![]() | Battle Ready Tom Clancy with General Tony Zinni (Ret.) and Tony Koltz Date: 24 May, 2004 — $19.69 — Book Rating: |
I haven't read many biographies that interested me as much as this one. Tom Clancy's treatment of General Zinni's career starts in the middle with Zinni in command of Operation Desert Fox, President Clinton's strike against Iraq's suspected WMD sites in 1998. Of the attack, Zinni says, "None of the equipment of facilities targeted had been prepared for it. None had been moved (no shell game). All the targets had been hit -- hard." Zinni told his boss, General Shelton, "We've done about as much damage to the WMD program as we're going to do. Any more would just be bombing for bombing's sake." Hmm... I wonder why we never found any WMD or WMD facilities in Iraq.
Zinni's early career as a Marine officer in Vietnam is riveting; he was a Marine liaison with the South Vietnamese Marines. As the only American with these units, he immersed himself in the culture, learned to live off the land, and had quite a few amazing adventures including a naval battle in small fishing sampans, and literally walking into the middle of a gunfight between two feuding South Vietnamese military units to stop it. He ends his Vietnam tour on Okinawa stopping a race riot at a Marine base. It's a seriously fascinating and bizarre tale, in an Apocalypse Now kind of way. But without the drugs.
Clancy and Zinni then fast-forward through the eighties and get right to the Gulf War in 1991. Zinni was working at European Command. EUCOM was pretty much on the sidelines for the actual fighting, but Zinni got heavily involved in post-Gulf War Iraq, in particular with relief operations for the Kurds in northern Iraq. This part was really fascinating for me. I didn't realize that we actually invaded and occupied northern Iraq in order to secure it for the return of the Kurdish refugees. I had wondered how the Kurds in the north did so well against Saddam during the 90s, while the southern Shiites fared so poorly. Now I know.
During this phase of his career, Zinni learned how to integrate humanitarian and other non-governmental organizations with the military. This experience helped him greatly when he became the Marine commander in charge of Operation Restore Hope, President George H. W. Bush's humanitarian relief operation in Somalia. Zinni's account goes a long way toward making sense out of the prelude to the US Special Forces raid depicted in the movie, Black Hawk Down.
Zinni goes on to give a fascinating depiction of his time as Commander in Chief (CINC) of Central Command (CENTCOM). Under the Clinton administration, CINCs had the mission of establishing new relationships, improving stability, and countering emerging threats in their areas of responsibility. In other words, the CINCs job was to "engage" and "shape" their region, to create a friendly and peaceful area. One of the ways they did this was by sponsoring joint operations with local military forces to provide humanitarian relief to desperately poor areas in the region.
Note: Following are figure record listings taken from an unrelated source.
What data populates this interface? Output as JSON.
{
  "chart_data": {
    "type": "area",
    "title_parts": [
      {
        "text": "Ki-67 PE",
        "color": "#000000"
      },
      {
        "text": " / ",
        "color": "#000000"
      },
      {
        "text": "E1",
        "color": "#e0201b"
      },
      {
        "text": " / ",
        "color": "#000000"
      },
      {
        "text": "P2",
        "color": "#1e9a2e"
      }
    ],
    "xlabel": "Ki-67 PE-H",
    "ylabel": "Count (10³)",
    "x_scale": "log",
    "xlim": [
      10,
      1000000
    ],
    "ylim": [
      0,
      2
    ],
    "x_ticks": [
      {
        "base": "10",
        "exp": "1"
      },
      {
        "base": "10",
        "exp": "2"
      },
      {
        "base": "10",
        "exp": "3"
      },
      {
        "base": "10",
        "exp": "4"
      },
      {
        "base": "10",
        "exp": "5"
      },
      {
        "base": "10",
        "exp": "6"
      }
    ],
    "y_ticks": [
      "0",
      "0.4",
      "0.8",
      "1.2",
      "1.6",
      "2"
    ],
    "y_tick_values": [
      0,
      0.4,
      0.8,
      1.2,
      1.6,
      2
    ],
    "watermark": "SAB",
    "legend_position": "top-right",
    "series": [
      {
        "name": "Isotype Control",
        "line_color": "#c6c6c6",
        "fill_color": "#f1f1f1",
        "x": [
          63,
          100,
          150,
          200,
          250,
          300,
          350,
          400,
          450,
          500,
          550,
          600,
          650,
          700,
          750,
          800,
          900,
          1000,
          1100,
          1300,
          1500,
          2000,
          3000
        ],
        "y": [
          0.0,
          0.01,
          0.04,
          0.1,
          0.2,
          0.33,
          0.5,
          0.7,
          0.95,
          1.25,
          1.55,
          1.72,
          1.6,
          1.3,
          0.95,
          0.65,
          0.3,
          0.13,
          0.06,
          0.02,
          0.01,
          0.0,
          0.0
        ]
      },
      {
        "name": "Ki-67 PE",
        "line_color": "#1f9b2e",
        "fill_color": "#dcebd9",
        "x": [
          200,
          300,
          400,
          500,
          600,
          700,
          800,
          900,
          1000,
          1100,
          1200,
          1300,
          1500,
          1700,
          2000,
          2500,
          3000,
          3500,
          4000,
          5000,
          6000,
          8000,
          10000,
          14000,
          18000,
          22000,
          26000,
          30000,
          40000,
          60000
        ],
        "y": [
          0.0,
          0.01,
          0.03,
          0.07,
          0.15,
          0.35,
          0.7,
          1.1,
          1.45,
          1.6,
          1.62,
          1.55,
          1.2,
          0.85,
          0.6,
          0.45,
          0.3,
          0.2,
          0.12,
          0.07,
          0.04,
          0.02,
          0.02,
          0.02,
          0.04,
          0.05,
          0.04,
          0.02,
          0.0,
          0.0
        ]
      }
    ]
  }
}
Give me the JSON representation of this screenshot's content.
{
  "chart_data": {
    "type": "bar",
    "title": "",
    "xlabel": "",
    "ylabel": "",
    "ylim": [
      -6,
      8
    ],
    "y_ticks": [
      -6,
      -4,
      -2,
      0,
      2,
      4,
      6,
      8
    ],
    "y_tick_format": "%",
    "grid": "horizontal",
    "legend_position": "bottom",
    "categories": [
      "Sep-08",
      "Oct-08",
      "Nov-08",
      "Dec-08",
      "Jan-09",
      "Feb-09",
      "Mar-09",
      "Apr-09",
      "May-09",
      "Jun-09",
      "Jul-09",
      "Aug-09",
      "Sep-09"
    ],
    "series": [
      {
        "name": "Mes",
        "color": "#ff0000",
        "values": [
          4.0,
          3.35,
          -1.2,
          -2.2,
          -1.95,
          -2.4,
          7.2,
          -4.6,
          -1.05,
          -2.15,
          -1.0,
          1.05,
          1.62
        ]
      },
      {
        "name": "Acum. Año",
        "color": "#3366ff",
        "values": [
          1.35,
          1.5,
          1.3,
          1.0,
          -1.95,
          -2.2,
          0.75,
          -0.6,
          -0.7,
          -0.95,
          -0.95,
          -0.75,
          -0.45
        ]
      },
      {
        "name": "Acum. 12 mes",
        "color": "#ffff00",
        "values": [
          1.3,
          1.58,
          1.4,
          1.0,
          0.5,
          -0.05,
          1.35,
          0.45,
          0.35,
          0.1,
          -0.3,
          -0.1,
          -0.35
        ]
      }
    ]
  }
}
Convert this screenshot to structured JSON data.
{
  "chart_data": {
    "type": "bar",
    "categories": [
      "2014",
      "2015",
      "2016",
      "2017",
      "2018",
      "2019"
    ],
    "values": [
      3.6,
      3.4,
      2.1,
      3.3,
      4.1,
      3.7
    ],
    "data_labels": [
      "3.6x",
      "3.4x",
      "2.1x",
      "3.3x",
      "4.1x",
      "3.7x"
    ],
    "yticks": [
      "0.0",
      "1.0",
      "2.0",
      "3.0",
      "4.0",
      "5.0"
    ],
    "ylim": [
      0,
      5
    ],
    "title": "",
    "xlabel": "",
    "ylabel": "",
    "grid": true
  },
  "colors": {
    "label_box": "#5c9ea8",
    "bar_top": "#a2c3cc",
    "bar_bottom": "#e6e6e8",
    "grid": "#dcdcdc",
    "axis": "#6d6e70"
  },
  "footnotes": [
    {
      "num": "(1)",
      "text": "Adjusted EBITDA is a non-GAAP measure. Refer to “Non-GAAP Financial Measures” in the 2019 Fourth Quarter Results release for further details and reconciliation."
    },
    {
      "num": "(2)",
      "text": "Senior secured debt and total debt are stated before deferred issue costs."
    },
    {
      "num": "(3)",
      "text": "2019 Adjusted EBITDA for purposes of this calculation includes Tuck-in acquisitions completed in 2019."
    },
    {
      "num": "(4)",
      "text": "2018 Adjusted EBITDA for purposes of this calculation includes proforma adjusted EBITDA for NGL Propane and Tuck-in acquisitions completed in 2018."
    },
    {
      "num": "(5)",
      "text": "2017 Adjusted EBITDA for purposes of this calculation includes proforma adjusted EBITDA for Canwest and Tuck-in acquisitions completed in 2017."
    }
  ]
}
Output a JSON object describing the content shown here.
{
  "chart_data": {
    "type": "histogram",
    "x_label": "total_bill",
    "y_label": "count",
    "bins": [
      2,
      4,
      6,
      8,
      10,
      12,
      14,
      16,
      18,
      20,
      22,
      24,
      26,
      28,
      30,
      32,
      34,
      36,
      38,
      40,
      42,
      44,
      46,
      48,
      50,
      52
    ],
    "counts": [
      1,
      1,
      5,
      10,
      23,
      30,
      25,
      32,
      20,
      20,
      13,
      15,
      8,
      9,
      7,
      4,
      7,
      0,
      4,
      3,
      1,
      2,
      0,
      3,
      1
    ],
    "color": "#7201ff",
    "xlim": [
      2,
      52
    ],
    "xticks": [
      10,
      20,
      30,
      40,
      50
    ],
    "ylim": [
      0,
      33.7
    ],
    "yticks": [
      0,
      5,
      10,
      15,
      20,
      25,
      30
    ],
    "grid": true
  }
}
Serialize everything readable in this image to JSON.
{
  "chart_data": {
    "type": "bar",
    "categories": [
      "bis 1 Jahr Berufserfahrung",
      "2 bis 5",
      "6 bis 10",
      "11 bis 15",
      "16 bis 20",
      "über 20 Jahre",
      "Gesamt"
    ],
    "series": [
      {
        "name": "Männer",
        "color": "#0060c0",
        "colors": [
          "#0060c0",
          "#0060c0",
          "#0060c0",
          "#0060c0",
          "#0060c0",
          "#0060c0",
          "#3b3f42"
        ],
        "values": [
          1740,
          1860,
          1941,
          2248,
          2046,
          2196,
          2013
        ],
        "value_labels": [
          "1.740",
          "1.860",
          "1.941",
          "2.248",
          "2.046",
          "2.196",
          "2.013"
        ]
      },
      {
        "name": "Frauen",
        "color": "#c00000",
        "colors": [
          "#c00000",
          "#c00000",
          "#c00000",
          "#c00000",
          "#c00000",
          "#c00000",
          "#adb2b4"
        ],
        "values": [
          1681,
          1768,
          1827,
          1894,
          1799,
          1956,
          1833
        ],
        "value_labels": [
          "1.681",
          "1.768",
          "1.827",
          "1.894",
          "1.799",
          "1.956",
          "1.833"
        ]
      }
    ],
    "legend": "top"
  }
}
Zinni says that this was traditionally the job of the US State Department, but in the 90s, the Republican Congress had so gutted their funding that the only organization able to provide those kinds of operations was the military.
Some people had accused CINCs of becoming the new proconsuls of the American Empire, but Zinni explains, "Though I've had many disagreements with the Clinton administration, its basic global strategy was right. I was out in the world and saw the needs, the newly emerging conditions, and how we can help change them. I also saw that if we failed to change them, we were doomed to live with the tragic consequences."
The first thing the newly installed Bush administration did was to limit the power of the CINCs and change their title and role to Combatant Commanders. And did anyone else notice during the Iraq invasion that CENTCOM now has administration-appointed political spin doctors standing next to the Combatant Commanders, making sure they stay "on message?" Zinni says, "This era of "spin" sickens me. I would never have accepted a White House "spin doctor" being assigned to my command to run our public affairs effort, as was done during the Iraq war." I guess GW is stealing the concept of Zampolit from the Commie playbook.
Zinni rounds out the book by presenting some (really good) ideas on the future of our military. He also comments on the Iraq invasion, "In the lead up to war and its later conduct, I saw, at a minimum, true dereliction, negligence, and irresponsibility; at worst, lying, incompetence, and corruption. False rationales presented as justification; a flawed strategy; lack of planning; the unnecessary alienation of our allies; the underestimation of the task; the unnecessary distraction from real threats; and the unbearable strain dumped on our overstretched military, all of these caused me to speak out. I did it before the war as a caution, and as an attempt to voice concern over situations I knew would be dangers, where the outcomes would likely mean real harm to our nation's interests. I was called a traitor and a turncoat." What a typical Bush tribute to a Marine and a true American who spent his life in the service of his country.